Transcripts of the monetary policymaking body of the Federal Reserve from 2002–2008.

Thank you. The report distributed to the Committee on October 8 follows up on the January 2001 SOMA study to explore several issues. These include the structure of auctions of term discount window advances and their coordination with Desk operations; the perspective of bank supervisors on the risks posed by an auction credit facility (ACF); the methods proposed to control credit risk to the Reserve Banks; and the effect of ACF advances on Federal Home Loan Bank advances. In addition, at the request of the Crisis Management Steering Committee, the report considers whether an ACF could be used in a contingency as a substitute for the Desk’s open market operations.

The structure of ACF auctions could be quite simple or more elaborate, and there is in fact a fair amount of detail in the report about that. A simple structure would be preferable when first introducing an ACF. The report concludes that auctions of term advances could be easily coordinated with Desk operations and could be effective in supporting the secular growth of currency on the Fed’s balance sheet and handling seasonal swings in the demand for currency and reserves.

In consulting the supervisors about the issue of risk, those supervisors on the working group expressed concern that, if banks were permitted to borrow very large amounts from the ACF without any constraints, that could pose liquidity risks to banks that might create a “too big to get downgraded” issue. That is, examiners might become reluctant to downgrade a large bank’s CAMELS rating if that risked making the bank ineligible to roll over its ACF funding. Supervisors also noted that the Fed would shift from being an occasional lender of last resort to having an ongoing lending relationship with banks under an ACF. This might pose a potential conflict between using an ACF in the implementation of monetary policy and rating banks independently of monetary policy objectives. Supervisors stressed that such concerns could be substantially reduced, though perhaps not entirely eliminated, by keeping an ACF relatively small and by establishing the same set of risk controls that would be applied to reduce the Fed’s exposure to credit risk. Bank risk-taking, risk to the FDIC, and credit risk to the Fed could be limited by establishing a variety of controls that are described in the report. Those controls include restricting eligibility to financially strong depository institutions and imposing limits on how much each institution could borrow.

Even with these risk control measures, however, the report notes that extending ACF advances to a number of depository institutions would increase the likelihood that the Fed would at some point have to deal with an institution whose condition deteriorates so rapidly that FDICIA guidelines apply. Therefore, the report suggests that the Fed would want to consider developing special procedures for dealing with such an event.

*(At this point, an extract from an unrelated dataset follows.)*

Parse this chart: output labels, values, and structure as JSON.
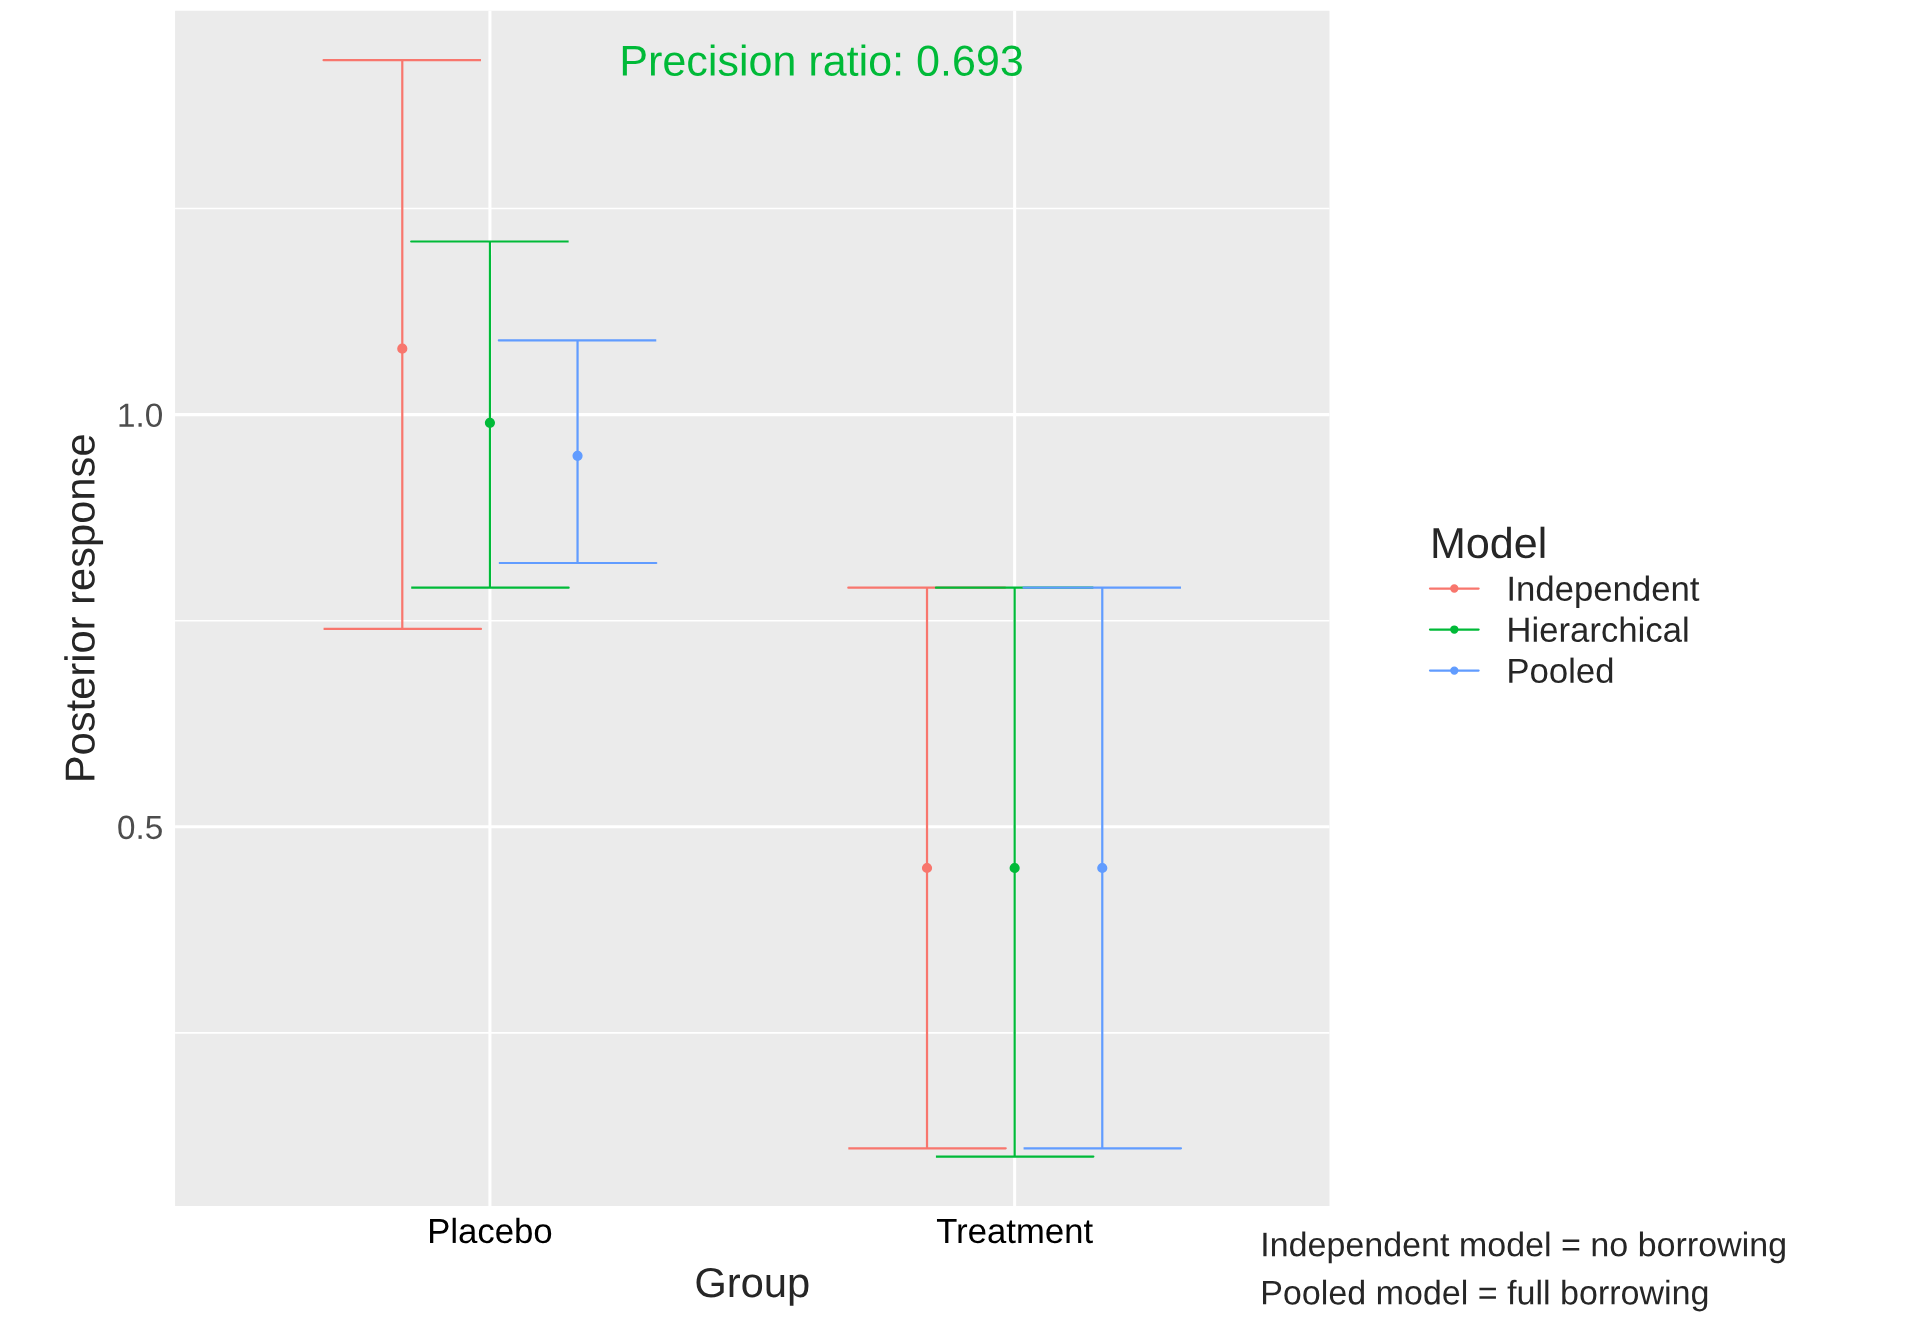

A contingency auction credit facility or what we call a CACF would share many features of an ACF, but differences in the purposes of the two facilities and in the circumstances surrounding their use would require some different features as well. Those, too, are discussed in detail in the report.

Compared with backup facilities that duplicate the Desk’s open market operations, a CACF—like other discount window facilities—would broaden the range of counterparties in an emergency as compared with simply the number of primary dealers. In addition, a CACF would not be limited to dealing only in narrow classes of collateral, which could also be important in an emergency.

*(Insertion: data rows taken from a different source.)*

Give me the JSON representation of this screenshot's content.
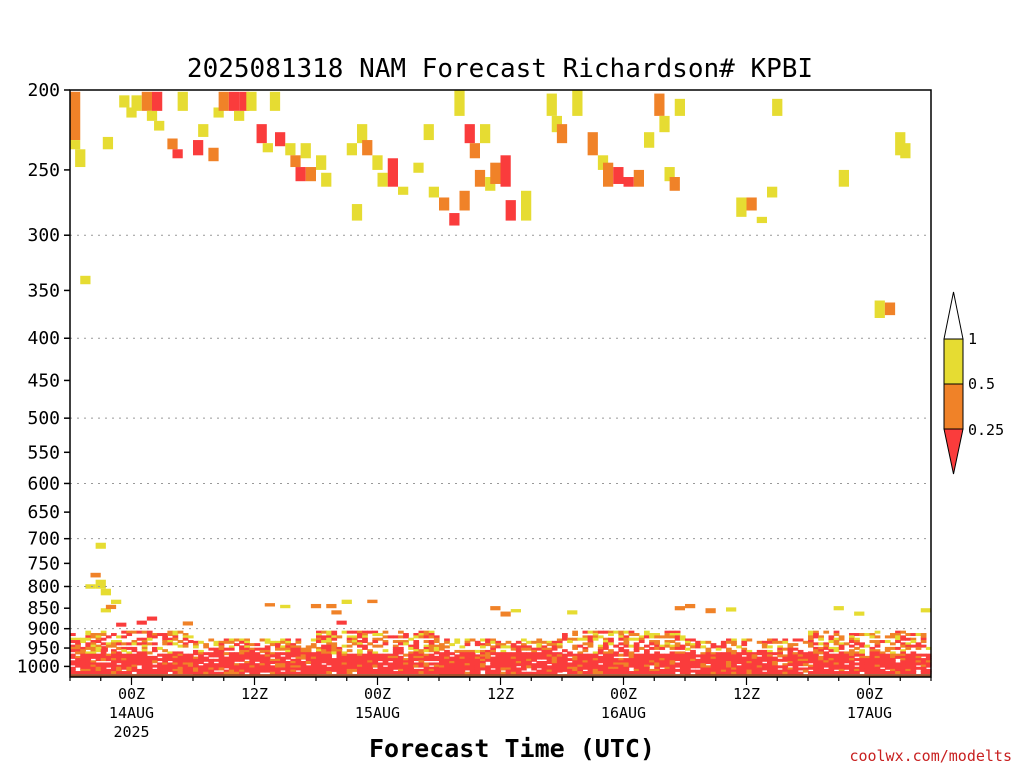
{
  "chart_data": {
    "type": "heatmap",
    "title": "2025081318 NAM Forecast Richardson# KPBI",
    "xlabel": "Forecast Time (UTC)",
    "ylabel": "",
    "credit": "coolwx.com/modelts",
    "x_unit": "hours from 2025-08-13 18Z",
    "xlim": [
      0,
      84
    ],
    "y_scale": "log",
    "ylim": [
      1030,
      200
    ],
    "y_ticks": [
      "200",
      "250",
      "300",
      "350",
      "400",
      "450",
      "500",
      "550",
      "600",
      "650",
      "700",
      "750",
      "800",
      "850",
      "900",
      "950",
      "1000"
    ],
    "y_gridlines": [
      300,
      400,
      500,
      600,
      700,
      800,
      900
    ],
    "x_ticks": [
      {
        "x": 6,
        "lines": [
          "00Z",
          "14AUG",
          "2025"
        ]
      },
      {
        "x": 18,
        "lines": [
          "12Z"
        ]
      },
      {
        "x": 30,
        "lines": [
          "00Z",
          "15AUG"
        ]
      },
      {
        "x": 42,
        "lines": [
          "12Z"
        ]
      },
      {
        "x": 54,
        "lines": [
          "00Z",
          "16AUG"
        ]
      },
      {
        "x": 66,
        "lines": [
          "12Z"
        ]
      },
      {
        "x": 78,
        "lines": [
          "00Z",
          "17AUG"
        ]
      }
    ],
    "colorbar": {
      "tick_labels": [
        "1",
        "0.5",
        "0.25"
      ],
      "levels": [
        {
          "range": "0.5-1",
          "color": "#e6dc32"
        },
        {
          "range": "0.25-0.5",
          "color": "#f08228"
        },
        {
          "range": "<0.25",
          "color": "#fa3c3c"
        }
      ]
    },
    "colors": {
      "yellow": "#e6dc32",
      "orange": "#f08228",
      "red": "#fa3c3c",
      "ground": "#a0522d"
    },
    "ground_pressure": 1016,
    "cells": [
      [
        0,
        201,
        230,
        "O"
      ],
      [
        0,
        230,
        236,
        "Y"
      ],
      [
        0.5,
        236,
        248,
        "Y"
      ],
      [
        1,
        336,
        344,
        "Y"
      ],
      [
        1.5,
        795,
        805,
        "Y"
      ],
      [
        2,
        770,
        780,
        "O"
      ],
      [
        2.5,
        708,
        720,
        "Y"
      ],
      [
        2.5,
        785,
        805,
        "Y"
      ],
      [
        3,
        805,
        820,
        "Y"
      ],
      [
        3,
        850,
        860,
        "Y"
      ],
      [
        2.7,
        945,
        960,
        "R"
      ],
      [
        3.2,
        228,
        236,
        "Y"
      ],
      [
        3.5,
        842,
        852,
        "O"
      ],
      [
        4,
        830,
        840,
        "Y"
      ],
      [
        4.5,
        885,
        895,
        "R"
      ],
      [
        4.8,
        203,
        210,
        "Y"
      ],
      [
        5.5,
        210,
        216,
        "Y"
      ],
      [
        6,
        203,
        212,
        "Y"
      ],
      [
        6.5,
        880,
        890,
        "R"
      ],
      [
        7,
        201,
        212,
        "O"
      ],
      [
        7.5,
        212,
        218,
        "Y"
      ],
      [
        7.5,
        870,
        880,
        "R"
      ],
      [
        8,
        201,
        212,
        "R"
      ],
      [
        8.2,
        218,
        224,
        "Y"
      ],
      [
        9.5,
        229,
        236,
        "O"
      ],
      [
        10,
        236,
        242,
        "R"
      ],
      [
        10.5,
        201,
        212,
        "Y"
      ],
      [
        11,
        882,
        892,
        "O"
      ],
      [
        12,
        230,
        240,
        "R"
      ],
      [
        12.5,
        220,
        228,
        "Y"
      ],
      [
        13.5,
        235,
        244,
        "O"
      ],
      [
        14,
        210,
        216,
        "Y"
      ],
      [
        14.5,
        201,
        212,
        "O"
      ],
      [
        15.5,
        201,
        212,
        "R"
      ],
      [
        16,
        212,
        218,
        "Y"
      ],
      [
        16.5,
        201,
        212,
        "R"
      ],
      [
        17.2,
        201,
        212,
        "Y"
      ],
      [
        18.2,
        220,
        232,
        "R"
      ],
      [
        18.8,
        232,
        238,
        "Y"
      ],
      [
        19,
        838,
        846,
        "O"
      ],
      [
        19.5,
        201,
        212,
        "Y"
      ],
      [
        20,
        225,
        234,
        "R"
      ],
      [
        20.5,
        842,
        850,
        "Y"
      ],
      [
        21,
        232,
        240,
        "Y"
      ],
      [
        21.5,
        240,
        248,
        "O"
      ],
      [
        22,
        248,
        258,
        "R"
      ],
      [
        22.5,
        232,
        242,
        "Y"
      ],
      [
        23,
        248,
        258,
        "O"
      ],
      [
        23.5,
        840,
        850,
        "O"
      ],
      [
        24,
        240,
        250,
        "Y"
      ],
      [
        24.5,
        252,
        262,
        "Y"
      ],
      [
        25,
        840,
        850,
        "O"
      ],
      [
        25.5,
        855,
        865,
        "O"
      ],
      [
        26,
        880,
        890,
        "R"
      ],
      [
        26.5,
        830,
        840,
        "Y"
      ],
      [
        27,
        232,
        240,
        "Y"
      ],
      [
        27.5,
        275,
        288,
        "Y"
      ],
      [
        28,
        220,
        232,
        "Y"
      ],
      [
        28.5,
        230,
        240,
        "O"
      ],
      [
        29,
        830,
        838,
        "O"
      ],
      [
        29.5,
        240,
        250,
        "Y"
      ],
      [
        30,
        252,
        262,
        "Y"
      ],
      [
        31,
        242,
        262,
        "R"
      ],
      [
        32,
        262,
        268,
        "Y"
      ],
      [
        33.5,
        245,
        252,
        "Y"
      ],
      [
        34.5,
        220,
        230,
        "Y"
      ],
      [
        35,
        262,
        270,
        "Y"
      ],
      [
        36,
        270,
        280,
        "O"
      ],
      [
        37,
        282,
        292,
        "R"
      ],
      [
        37.5,
        200,
        215,
        "Y"
      ],
      [
        38,
        265,
        280,
        "O"
      ],
      [
        38.5,
        220,
        232,
        "R"
      ],
      [
        39,
        232,
        242,
        "O"
      ],
      [
        39.5,
        250,
        262,
        "O"
      ],
      [
        40,
        220,
        232,
        "Y"
      ],
      [
        40.5,
        255,
        265,
        "Y"
      ],
      [
        41,
        245,
        260,
        "O"
      ],
      [
        42,
        240,
        262,
        "R"
      ],
      [
        42.5,
        272,
        288,
        "R"
      ],
      [
        41,
        845,
        855,
        "O"
      ],
      [
        42,
        858,
        870,
        "O"
      ],
      [
        43,
        852,
        860,
        "Y"
      ],
      [
        44,
        265,
        288,
        "Y"
      ],
      [
        46.5,
        202,
        215,
        "Y"
      ],
      [
        47,
        215,
        225,
        "Y"
      ],
      [
        47.5,
        220,
        232,
        "O"
      ],
      [
        48.5,
        855,
        865,
        "Y"
      ],
      [
        49,
        200,
        215,
        "Y"
      ],
      [
        50.5,
        225,
        240,
        "O"
      ],
      [
        51.5,
        240,
        250,
        "Y"
      ],
      [
        52,
        245,
        262,
        "O"
      ],
      [
        53,
        248,
        260,
        "R"
      ],
      [
        54,
        255,
        262,
        "R"
      ],
      [
        55,
        250,
        262,
        "O"
      ],
      [
        56,
        225,
        235,
        "Y"
      ],
      [
        57,
        202,
        215,
        "O"
      ],
      [
        57.5,
        215,
        225,
        "Y"
      ],
      [
        58,
        248,
        258,
        "Y"
      ],
      [
        58.5,
        255,
        265,
        "O"
      ],
      [
        59,
        205,
        215,
        "Y"
      ],
      [
        59,
        845,
        855,
        "O"
      ],
      [
        60,
        840,
        850,
        "O"
      ],
      [
        62,
        850,
        862,
        "O"
      ],
      [
        64,
        848,
        858,
        "Y"
      ],
      [
        65,
        270,
        285,
        "Y"
      ],
      [
        66,
        270,
        280,
        "O"
      ],
      [
        67,
        285,
        290,
        "Y"
      ],
      [
        68,
        262,
        270,
        "Y"
      ],
      [
        68.5,
        205,
        215,
        "Y"
      ],
      [
        74.5,
        845,
        855,
        "Y"
      ],
      [
        75,
        250,
        262,
        "Y"
      ],
      [
        76.5,
        858,
        868,
        "Y"
      ],
      [
        78.5,
        360,
        378,
        "Y"
      ],
      [
        79.5,
        362,
        375,
        "O"
      ],
      [
        80.5,
        225,
        240,
        "Y"
      ],
      [
        81,
        232,
        242,
        "Y"
      ],
      [
        83,
        850,
        860,
        "Y"
      ]
    ]
  }
}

The report considers two emergency scenarios. In the first, in which financing markets are functioning but the Desk and its contingency facilities are not, a CACF could be an effective backup to the Desk in providing a predetermined aggregate supply of reserves to the banking system. A CACF could be similarly effective in the later stages of a more widespread crisis if many participants in financial markets were able to return to normal operations but recovery of the Desk’s operations were delayed. In the second scenario, in which financing markets are severely dysfunctional at the same time the Desk’s ability to operate is impaired, a CACF would more likely be used to elastically supply funds to depository institutions at a fixed interest rate. In such a scenario, the emergency primary credit facility would likely be as effective as or easier to use than a CACF. The main appeal of the CACF over other types of discount window lending in that type of scenario would come from its ability to visibly provide Fed credit earlier in the day, which might have a more positive effect on bank and market behavior during an emergency.

The report identifies several open issues that would have to be resolved if these facilities were to be implemented, and I will not go through all of those. In concluding, I want to acknowledge the efforts of the people who helped prepare this report. The group included Jim Clouse, Bill Nelson, Michael Martinson, and David Wright of the Board; Spence Hilton, who drafted a large part of the report, Sandy Krieger, and Bill Walsh of the New York Fed; Lois Berthaume from Atlanta; Chris Moore from Cleveland; Bob Hankins from Dallas; and Steve Meyer, who also drafted a large section of the report, from Philadelphia. My thanks to all of them for their work. That concludes my remarks.